BIO-TECH LOBBY BEATING THE DRUM FOR HANDOUT
A couple of weeks ago MichBio, a lobby of businesses, schools, and other organizations involved in biotechnology, held its annual conference in Detroit to drum up support for “stable funding” of bio-tech research and commercialization. Next year the lobby will bring its show to the Van Andel Institute right here in River City. Meanwhile it is opening up offices across the state. No mystery as to all the fuss. The Michigan House of Representatives just approved a $1 billion bond to fund bio-tech businesses in the state. Once the state senate and governor sign off on it, the bond will be a done deal and the bucks will flow.
Of course, the whole thing is being pitched as a jobs creator because of all the new bio-tech businesses that this billion-dollar fund will supposedly build. Why then are MichBio members like Pfizer Inc., a profitable publicly-traded pharmaceutical company, the University of Michigan, the most well-endowed school in the state, and the Van Andel Institute, allegedly backed by the late Jay Van Andel $2.6 billion fortune, holding their hands out?
If Pfizer has great ideas for bio-tech products it already has well-established access to the capital markets. Why do the taxpayers need to help fund its research and development? If it’s taking to long to bring a new drug to market, maybe it’s time to reform the notorious bureaucracy of the Food & Drug Administration instead of subsidizing the profitable pharmaceutical industry.
As for the University of Michigan, students with taxpayer grants and subsidized loans already pay through the nose for tuitions that climb at rates that wildly outpace inflation, only to be taught by wage-slave teaching assistants so that professors can spend their time doing research. U-M’s research is already subsidized. The taxpayers don’t need to shovel any more money its way.
Then there’s the Van Andel Institute. Once again I must emphasize the one salient fact about its funding. Van Andel pledged his Amway fortune to the support of the VAI. Immediately after his death, his heirs who control the VAI disbanded the private foundation that Van Andel had supporting the institute to the tune of $30 million a year.
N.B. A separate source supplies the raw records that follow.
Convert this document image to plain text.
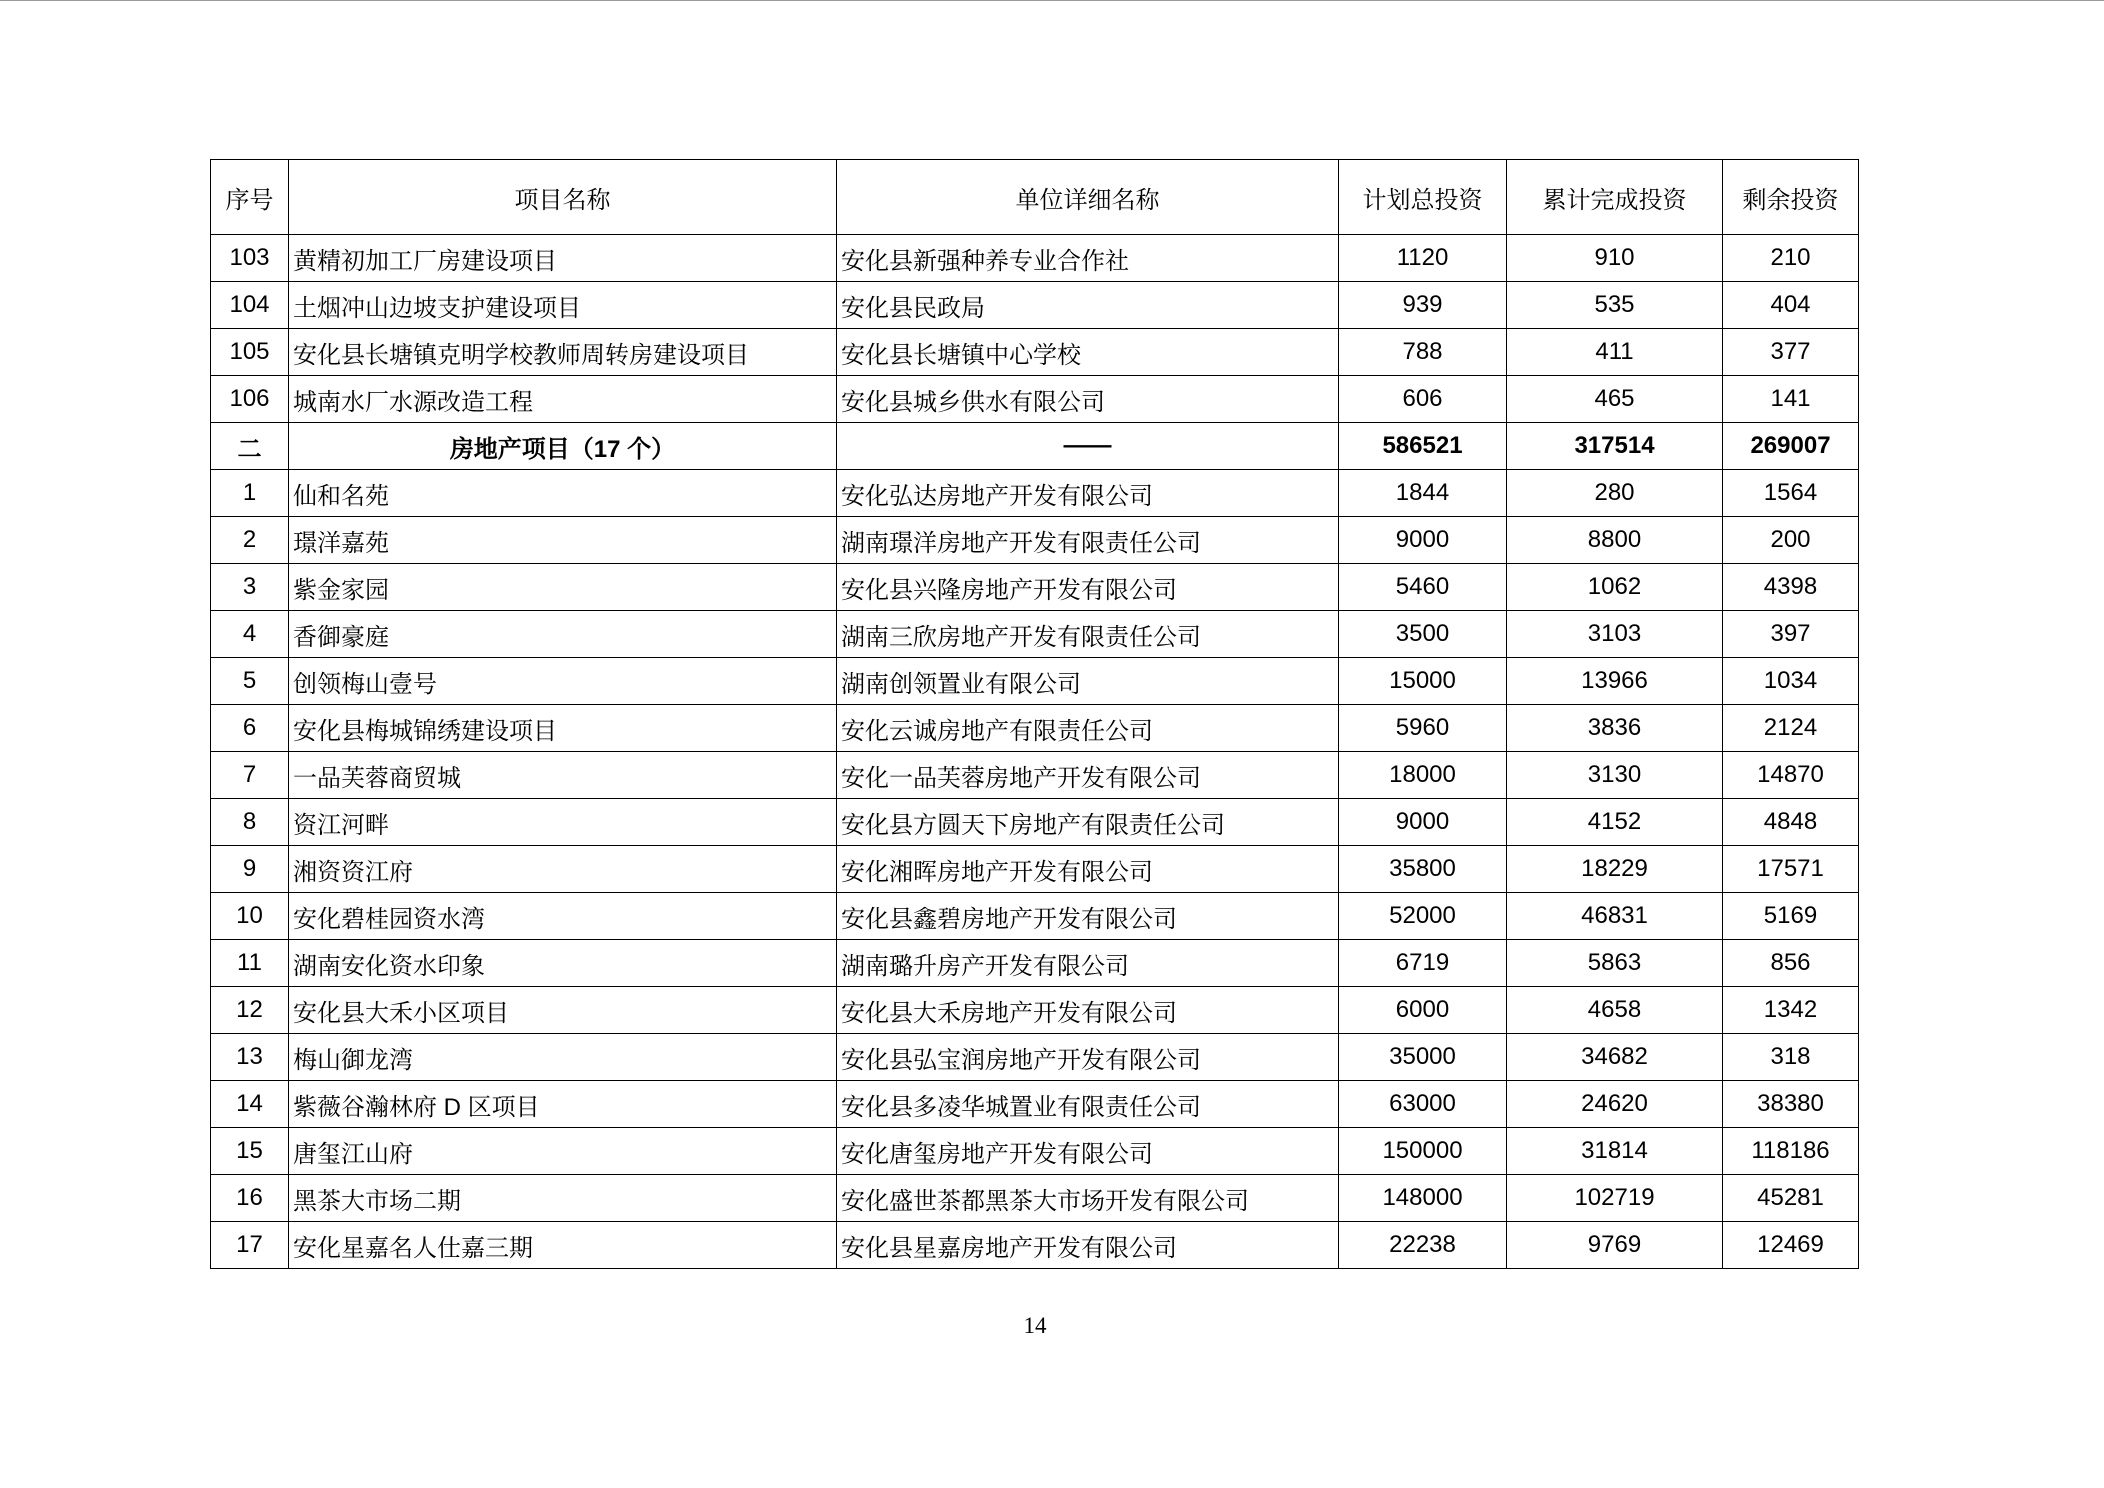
序号	项目名称	单位详细名称	计划总投资	累计完成投资	剩余投资
103	黄精初加工厂房建设项目	安化县新强种养专业合作社	1120	910	210
104	土烟冲山边坡支护建设项目	安化县民政局	939	535	404
105	安化县长塘镇克明学校教师周转房建设项目	安化县长塘镇中心学校	788	411	377
106	城南水厂水源改造工程	安化县城乡供水有限公司	606	465	141
二	房地产项目（17 个）	——	586521	317514	269007
1	仙和名苑	安化弘达房地产开发有限公司	1844	280	1564
2	璟洋嘉苑	湖南璟洋房地产开发有限责任公司	9000	8800	200
3	紫金家园	安化县兴隆房地产开发有限公司	5460	1062	4398
4	香御豪庭	湖南三欣房地产开发有限责任公司	3500	3103	397
5	创领梅山壹号	湖南创领置业有限公司	15000	13966	1034
6	安化县梅城锦绣建设项目	安化云诚房地产有限责任公司	5960	3836	2124
7	一品芙蓉商贸城	安化一品芙蓉房地产开发有限公司	18000	3130	14870
8	资江河畔	安化县方圆天下房地产有限责任公司	9000	4152	4848
9	湘资资江府	安化湘晖房地产开发有限公司	35800	18229	17571
10	安化碧桂园资水湾	安化县鑫碧房地产开发有限公司	52000	46831	5169
11	湖南安化资水印象	湖南璐升房产开发有限公司	6719	5863	856
12	安化县大禾小区项目	安化县大禾房地产开发有限公司	6000	4658	1342
13	梅山御龙湾	安化县弘宝润房地产开发有限公司	35000	34682	318
14	紫薇谷瀚林府 D 区项目	安化县多凌华城置业有限责任公司	63000	24620	38380
15	唐玺江山府	安化唐玺房地产开发有限公司	150000	31814	118186
16	黑茶大市场二期	安化盛世茶都黑茶大市场开发有限公司	148000	102719	45281
17	安化星嘉名人仕嘉三期	安化县星嘉房地产开发有限公司	22238	9769	12469
14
Since then the Van Andel children have refused to make any specific commitment to funding the VAI from their inheritance, while they have rattled the tin cup to collect contributions from the public. So either the VAI needs the handout because the Van Andel heirs have reneged on their father’s pledge to support the institute with his fortune or there is no fortune in the first place. The latter strikes me as most likely in light of the way both of the Amway clans continue to go to the public well for all of their projects.
The bottom line, folks, is don’t buy into the hype about this billion-dollar bio-tech boondoggle. It will not be funding businesses that will create great jobs for you or your children. It’s corporate welfare through and through.